Has anyone used wood shavings in their kidding pen? I thought it might be easier for cleaning after she kids especially when we have several does due one after the other. Will they be a pain and get stuck all over the wet kids? Should I put straw as the kid is presenting so that they land in the straw yet most of the fluid is in the shavings?


----------



## CritterCarnival (Sep 18, 2013)

Shaving are not good for kidding on, they tend to get stuck in the yuck and can even stick around the nostrils and block breathing.

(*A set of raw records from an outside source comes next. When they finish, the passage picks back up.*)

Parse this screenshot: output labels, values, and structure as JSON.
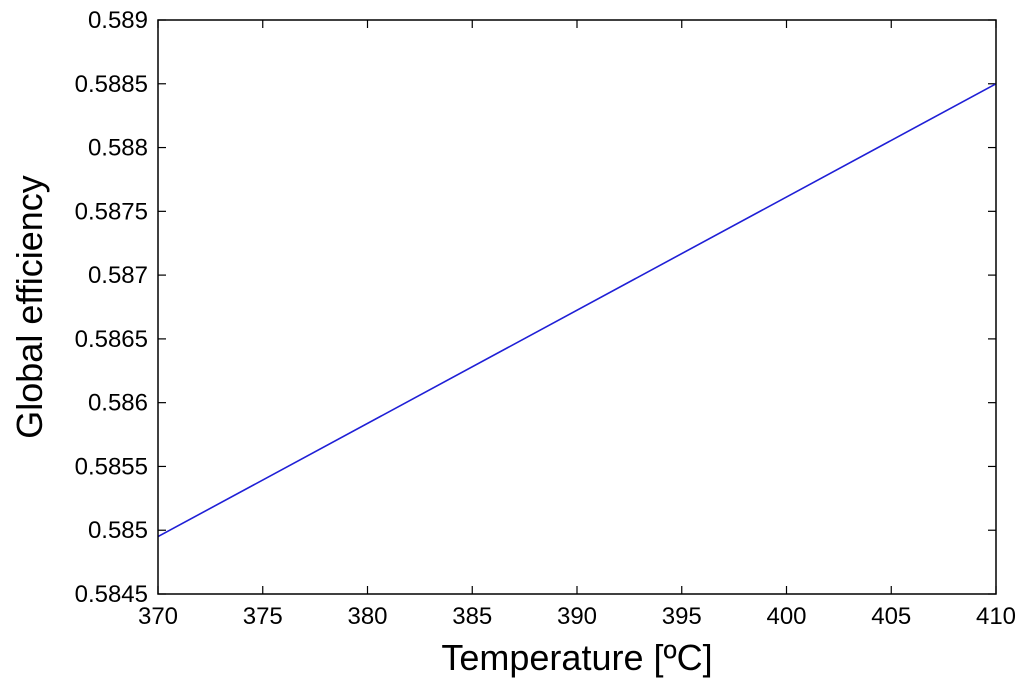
{
  "chart_data": {
    "type": "line",
    "title": "",
    "xlabel": "Temperature [ºC]",
    "ylabel": "Global efficiency",
    "xlim": [
      370,
      410
    ],
    "ylim": [
      0.5845,
      0.589
    ],
    "grid": false,
    "x_ticks": [
      "370",
      "375",
      "380",
      "385",
      "390",
      "395",
      "400",
      "405",
      "410"
    ],
    "y_ticks": [
      "0.5845",
      "0.585",
      "0.5855",
      "0.586",
      "0.5865",
      "0.587",
      "0.5875",
      "0.588",
      "0.5885",
      "0.589"
    ],
    "series": [
      {
        "color": "#1f1fd6",
        "x": [
          370,
          410
        ],
        "y": [
          0.58495,
          0.5885
        ]
      }
    ]
  }
}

Clean, fresh straw is better. Or at least a thick layer of straw over the shavings.


----------



## nancy d (Oct 5, 2007)

Straw is best. I do use shavings now & then but not in kidding pens. Mamas tend to dig to China so they kid on semi bare floor or dirt.:angel:


----------



## lottsagoats1 (Apr 12, 2014)

I've always used shavings and have never had a problem. Straw is fine, but it does not absorb fluids and the little ones can get tangled in it.


----------



## KW Farms (Jun 21, 2008)

I used shavings last year. It worked great. Just make sure you get pine shavings, not cedar. There has been some talk of cedar possibly causing respiratory problems. Straw works fine too.


----------



## J.O.Y. Farm (Jan 10, 2012)

I always do a layer of pine shavings, and then straw in top.. That way it's nice and cozy with the straw and the shavings don't stick to mom and babies, and the shavings soak up the liquid  best of both worlds


----------



## eqstrnathlete (Mar 16, 2013)

I have always used shavings, but this year I am going to straw. Tired of the shaving sticking to the babies


----------



## janecb (Sep 23, 2014)

We tried shavings one year as an experiment... my mother called the babies 'shake 'n bake' goats. It worked fine, although I still prefer straw.


----------



## LadySecret (Apr 20, 2013)

J.O.Y. Farm said:


> I always do a layer of pine shavings, and then straw in top.. That way it's nice and cozy with the straw and the shavings don't stick to mom and babies, and the shavings soak up the liquid  best of both worlds


That's what I do and I've been very happy with shavings on bottom and straw on top.


----------